What a truly amazing time this has been, these last nine weeks! So overflowing with wonderful things, I’ve had scarcely any time to write! But now it’s Sunday night, January 3rd, my houseful is asleep, and I’m awake and feeling at last like I might be able to squeak out a little blog post.

Michigan was incredible. I drove 1,237 miles in two days to get there, and eight days after I made it, my new grandgirl arrived! I spent one day shy of six weeks there and, while there, I drove 2,225 miles tending to seventy-seven client visits and five births (ohmygosh, did I ever forget how exhausting a full practice is), taking part in several meaningful gatherings with loved ones, celebrating my son’s engagement to his lovely Megan, and spending an evening with a freshly grieving widow. Then I drove the 1,237 miles back home over another two days, cleaned my house on the third day, fetched my family (Jesse, Hannah, Evangeline, Paul, and Megan) from the Denver airport, returned to Denver on day five for Evangeline’s tongue and lip tie revisions, went skiing with the crew at Monarch, celebrated Christmas, went snowshoeing over three days at Rocky Mountain National Park (nine of us total, including Steve’s Brian, Adam, and Megan stuffed into a four person cabin), celebrated the dawning of the New Year, visited with all sorts of fun friends at home and abroad, cooked, cleaned, and spent every spare moment I could sneak in getting to know Evangeline Heidi. My, but how I do love that remarkable new person! I can hardly believe she’ll be eight weeks old in nine hours!
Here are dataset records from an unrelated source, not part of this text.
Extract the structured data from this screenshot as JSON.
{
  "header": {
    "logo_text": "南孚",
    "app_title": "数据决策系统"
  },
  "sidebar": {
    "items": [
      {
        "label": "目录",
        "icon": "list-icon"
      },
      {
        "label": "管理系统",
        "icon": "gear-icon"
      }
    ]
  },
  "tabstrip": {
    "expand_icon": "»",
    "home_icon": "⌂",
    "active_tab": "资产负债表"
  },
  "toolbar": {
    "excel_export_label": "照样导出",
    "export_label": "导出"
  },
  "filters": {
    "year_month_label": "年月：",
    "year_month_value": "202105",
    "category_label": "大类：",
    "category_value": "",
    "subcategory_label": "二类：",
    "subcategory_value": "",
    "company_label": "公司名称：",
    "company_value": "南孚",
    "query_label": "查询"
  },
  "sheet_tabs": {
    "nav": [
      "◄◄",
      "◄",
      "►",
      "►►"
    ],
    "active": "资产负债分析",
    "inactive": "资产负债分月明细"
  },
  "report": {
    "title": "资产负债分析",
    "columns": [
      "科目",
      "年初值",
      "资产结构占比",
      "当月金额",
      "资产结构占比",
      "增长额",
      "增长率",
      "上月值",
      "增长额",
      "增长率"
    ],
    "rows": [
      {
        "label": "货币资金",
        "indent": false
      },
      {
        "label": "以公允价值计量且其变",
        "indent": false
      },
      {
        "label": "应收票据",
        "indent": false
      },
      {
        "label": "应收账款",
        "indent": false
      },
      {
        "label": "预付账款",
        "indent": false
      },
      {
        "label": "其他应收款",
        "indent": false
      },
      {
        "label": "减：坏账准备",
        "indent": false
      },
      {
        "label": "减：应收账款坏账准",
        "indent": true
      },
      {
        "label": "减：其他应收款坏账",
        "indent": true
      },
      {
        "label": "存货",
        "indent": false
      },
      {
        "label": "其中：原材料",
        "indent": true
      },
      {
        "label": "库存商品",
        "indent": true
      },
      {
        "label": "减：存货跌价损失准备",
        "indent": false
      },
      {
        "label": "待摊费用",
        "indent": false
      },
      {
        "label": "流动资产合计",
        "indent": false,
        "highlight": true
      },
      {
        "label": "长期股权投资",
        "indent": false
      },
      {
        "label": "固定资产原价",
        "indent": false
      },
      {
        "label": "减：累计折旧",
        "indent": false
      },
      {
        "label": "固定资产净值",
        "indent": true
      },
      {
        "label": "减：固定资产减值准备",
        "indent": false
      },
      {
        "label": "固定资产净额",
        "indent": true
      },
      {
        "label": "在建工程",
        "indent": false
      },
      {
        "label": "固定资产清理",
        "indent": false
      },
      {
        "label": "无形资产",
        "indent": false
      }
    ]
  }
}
I woke early Christmas morning, as is my way (every day), and I sat quietly in the downstairs bathroom (as, actually, I am right now, since my home was then and is now crammed with snoozing loved ones), thinking back over past Christmastimes, my smile lines brimming with warm, salty tears.

Christmastime, with ThanksGiving at its Eve, is my favorite time of every year, and it has been my favorite time for all of my life. Every single Christmas time has felt magical in its holiness, but a few were so really by pure, gritty determination, as they were entered into with aching hearts.

Many wonderful things have happened at our Christmastimes. Our Hannah was born at Christmastime, 1991, we found our Paul existed toward ThanksGiving, 1994, then our sweet Evangeline followed along this year. Both of my sisters, my daughter, and my second husband, Steven, and I were married in these seasons. Within another, my much loved aunt moved home from California. I completed my midwifery apprenticeship at the start of the 2002 festivities, and through nearly every ThanksGiving and Christmas season over the last twenty-two years I’ve taken part in welcoming a number of glorious new babies to earth. But some hard things have happened at some of our Christmastimes too. Only last December my grandmother Helen, the last of my grandparents, passed from life. Twelve years earlier we discovered my first husband, Brent’s, mother had cancer, and we watched her waste away through the next holiday. In the summer of 2004, our hearts broke as we lost her, and, immediately upon the heels of her death, we learned Brent had cancer. We spent the Christmas season of 2004 grieving the loss of Brent’s mom while enduring the final rounds of Brent’s ultimately fruitless chemotherapy, then we learned Brent’s case of cancer was terminal at Christmas, 2005, and we said good-bye to him through the Christmastime of 2006.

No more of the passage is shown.